FUNCTIONAL NEUROIMAGING IN DYSLEXIA

Resumo

Introduction: Dyslexia is a disorder characterized by difficulties in learning to read and write. Neuroimaging studies have contributed profoundly to the understanding of the pathophysiology of this disease, such as finding the underactivation of the left brain hemisphere in dyslexic readers. This revision of the articles using PubMed and SciELO aims to describe the main contributions that studies with fMRI had on the literary development and understanding of this pathology. Literature review: Results from a large number of neuroimaging studies support the theory that the impairment in dyslexia is phonological. To find the location and extent of the functional disruption in dyslexia , were used fMRI to compare brain activation in dyslexic and nonimpaired as they performed tasks with demands on phonologic analysis.Tasks involving lower levels  of complexity showed underactivation in posterior regions (Wernicke’s area, angular gyrus, striate cortex) and overactivation on the anterior region (inferior frontal gyrus).
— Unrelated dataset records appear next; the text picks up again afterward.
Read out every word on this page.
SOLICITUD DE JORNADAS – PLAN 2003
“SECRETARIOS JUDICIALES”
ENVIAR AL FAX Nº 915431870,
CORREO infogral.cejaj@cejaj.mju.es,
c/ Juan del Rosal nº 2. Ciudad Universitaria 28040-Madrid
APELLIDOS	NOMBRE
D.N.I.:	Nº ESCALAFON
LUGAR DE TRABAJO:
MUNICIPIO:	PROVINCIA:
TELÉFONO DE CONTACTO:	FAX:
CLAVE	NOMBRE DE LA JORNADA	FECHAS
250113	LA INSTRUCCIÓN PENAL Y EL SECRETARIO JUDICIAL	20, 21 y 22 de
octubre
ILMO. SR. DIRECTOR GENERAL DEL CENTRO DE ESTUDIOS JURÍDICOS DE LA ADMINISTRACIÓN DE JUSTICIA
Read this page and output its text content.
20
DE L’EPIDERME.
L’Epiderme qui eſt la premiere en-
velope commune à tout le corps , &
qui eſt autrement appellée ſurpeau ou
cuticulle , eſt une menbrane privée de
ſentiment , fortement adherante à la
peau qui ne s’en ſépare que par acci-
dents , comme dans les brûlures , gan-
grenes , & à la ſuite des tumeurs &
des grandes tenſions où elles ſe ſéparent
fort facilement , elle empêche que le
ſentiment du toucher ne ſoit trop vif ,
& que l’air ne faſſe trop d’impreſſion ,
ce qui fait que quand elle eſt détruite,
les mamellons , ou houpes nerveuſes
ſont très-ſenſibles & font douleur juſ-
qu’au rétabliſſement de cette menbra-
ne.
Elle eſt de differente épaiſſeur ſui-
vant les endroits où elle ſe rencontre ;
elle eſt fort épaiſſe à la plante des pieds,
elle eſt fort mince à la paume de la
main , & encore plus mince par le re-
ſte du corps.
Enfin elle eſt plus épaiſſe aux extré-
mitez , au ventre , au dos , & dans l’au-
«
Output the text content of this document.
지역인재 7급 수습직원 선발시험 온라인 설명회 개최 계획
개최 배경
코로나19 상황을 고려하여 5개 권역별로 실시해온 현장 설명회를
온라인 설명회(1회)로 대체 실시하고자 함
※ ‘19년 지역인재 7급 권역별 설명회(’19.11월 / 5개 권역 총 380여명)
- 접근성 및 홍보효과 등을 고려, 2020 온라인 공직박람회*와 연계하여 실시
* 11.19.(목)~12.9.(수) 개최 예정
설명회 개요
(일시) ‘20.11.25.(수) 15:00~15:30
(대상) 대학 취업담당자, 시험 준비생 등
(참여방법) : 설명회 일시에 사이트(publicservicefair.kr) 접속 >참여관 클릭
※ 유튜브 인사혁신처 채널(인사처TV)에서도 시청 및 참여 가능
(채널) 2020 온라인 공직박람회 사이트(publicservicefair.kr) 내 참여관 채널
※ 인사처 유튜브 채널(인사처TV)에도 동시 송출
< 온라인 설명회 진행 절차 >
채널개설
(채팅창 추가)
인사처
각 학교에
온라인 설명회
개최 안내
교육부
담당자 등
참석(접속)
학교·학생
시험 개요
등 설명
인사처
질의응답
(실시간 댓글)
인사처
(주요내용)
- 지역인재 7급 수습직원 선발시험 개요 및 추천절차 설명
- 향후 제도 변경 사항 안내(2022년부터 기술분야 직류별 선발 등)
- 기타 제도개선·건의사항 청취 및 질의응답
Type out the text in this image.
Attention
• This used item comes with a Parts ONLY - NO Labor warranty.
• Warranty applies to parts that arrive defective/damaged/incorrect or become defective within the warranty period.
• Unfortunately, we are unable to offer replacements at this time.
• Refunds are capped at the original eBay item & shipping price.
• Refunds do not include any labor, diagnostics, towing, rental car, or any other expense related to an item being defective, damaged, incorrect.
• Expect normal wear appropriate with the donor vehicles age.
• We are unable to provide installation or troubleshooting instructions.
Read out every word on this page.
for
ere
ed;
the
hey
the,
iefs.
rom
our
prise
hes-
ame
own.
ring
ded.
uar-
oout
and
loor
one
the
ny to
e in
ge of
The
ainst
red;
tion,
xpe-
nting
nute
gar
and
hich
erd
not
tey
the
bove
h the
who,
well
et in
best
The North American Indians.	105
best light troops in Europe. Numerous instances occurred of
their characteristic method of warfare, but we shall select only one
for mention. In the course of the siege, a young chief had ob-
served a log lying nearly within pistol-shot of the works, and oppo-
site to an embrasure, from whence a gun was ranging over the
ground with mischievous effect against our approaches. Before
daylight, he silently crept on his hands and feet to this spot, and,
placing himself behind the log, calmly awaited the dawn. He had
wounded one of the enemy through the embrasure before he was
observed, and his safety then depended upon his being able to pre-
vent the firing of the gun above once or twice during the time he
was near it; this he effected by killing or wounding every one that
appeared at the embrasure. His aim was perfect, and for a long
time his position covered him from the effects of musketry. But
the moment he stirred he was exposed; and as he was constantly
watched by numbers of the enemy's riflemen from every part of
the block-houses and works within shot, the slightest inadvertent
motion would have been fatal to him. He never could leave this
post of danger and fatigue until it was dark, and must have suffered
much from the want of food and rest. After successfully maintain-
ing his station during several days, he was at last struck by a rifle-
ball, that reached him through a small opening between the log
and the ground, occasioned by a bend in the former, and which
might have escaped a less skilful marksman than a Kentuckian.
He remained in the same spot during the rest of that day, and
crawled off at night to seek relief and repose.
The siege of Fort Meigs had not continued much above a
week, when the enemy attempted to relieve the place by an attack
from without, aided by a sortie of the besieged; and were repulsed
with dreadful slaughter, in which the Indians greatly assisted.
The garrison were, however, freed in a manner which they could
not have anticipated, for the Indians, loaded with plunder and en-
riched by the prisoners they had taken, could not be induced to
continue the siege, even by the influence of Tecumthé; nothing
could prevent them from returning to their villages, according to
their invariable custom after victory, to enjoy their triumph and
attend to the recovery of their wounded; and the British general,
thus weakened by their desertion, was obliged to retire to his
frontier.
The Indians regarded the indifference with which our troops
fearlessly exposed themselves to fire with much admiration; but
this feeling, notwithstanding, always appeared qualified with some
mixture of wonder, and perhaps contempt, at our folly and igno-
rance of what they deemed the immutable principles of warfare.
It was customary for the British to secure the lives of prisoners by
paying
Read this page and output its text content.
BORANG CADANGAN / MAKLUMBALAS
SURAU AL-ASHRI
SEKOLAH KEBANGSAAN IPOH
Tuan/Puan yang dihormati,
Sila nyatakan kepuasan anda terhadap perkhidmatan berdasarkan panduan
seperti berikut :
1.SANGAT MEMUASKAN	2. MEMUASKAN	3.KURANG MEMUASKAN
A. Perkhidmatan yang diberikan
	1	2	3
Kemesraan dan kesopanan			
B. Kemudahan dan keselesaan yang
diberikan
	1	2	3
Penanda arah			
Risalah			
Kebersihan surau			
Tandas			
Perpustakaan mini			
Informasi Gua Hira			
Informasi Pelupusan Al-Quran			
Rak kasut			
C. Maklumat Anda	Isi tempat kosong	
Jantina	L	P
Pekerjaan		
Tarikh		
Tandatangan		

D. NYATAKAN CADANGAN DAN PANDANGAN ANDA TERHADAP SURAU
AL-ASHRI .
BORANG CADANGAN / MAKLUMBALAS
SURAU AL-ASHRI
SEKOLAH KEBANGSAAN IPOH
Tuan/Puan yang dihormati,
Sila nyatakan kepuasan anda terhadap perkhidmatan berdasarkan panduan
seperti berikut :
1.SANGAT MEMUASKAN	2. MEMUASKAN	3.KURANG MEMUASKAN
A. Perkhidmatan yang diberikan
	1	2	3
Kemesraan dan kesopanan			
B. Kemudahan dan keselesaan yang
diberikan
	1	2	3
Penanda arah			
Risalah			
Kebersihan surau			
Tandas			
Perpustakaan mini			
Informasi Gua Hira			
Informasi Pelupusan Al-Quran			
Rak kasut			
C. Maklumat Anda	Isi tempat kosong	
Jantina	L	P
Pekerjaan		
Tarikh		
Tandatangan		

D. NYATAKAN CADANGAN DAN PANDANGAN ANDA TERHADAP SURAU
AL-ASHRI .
Indicating that dyslexic readers demonstrate a functional disruption in posterior cortex system encompassing traditional language regions and the association cortex. In other studies with dyslexic readers during a higher-level reading comprehension task, found that dyslexic reading ability was associated with reduced activation bilaterally in the parietotemporal cortex. The relationship between reading ability and cortical activation was found in the superior aspect of the left middle temporal gyrus (Wernicke's area), the right inferior parietal lobule, and the left postcentral gyrus. Conclusion: As a consequence, posterior systems failure prevents the rapid and automatic recognition of words and development of the right side and from the front as compensatory system allows an accurate reading, but more slowly. These results support the conclusion that the impairment in phonological dyslexia is anatomofunctional and the analysis of neuroimaging reveals that the regions found to be underactivated are largely consistent in both studies of high and low complexity.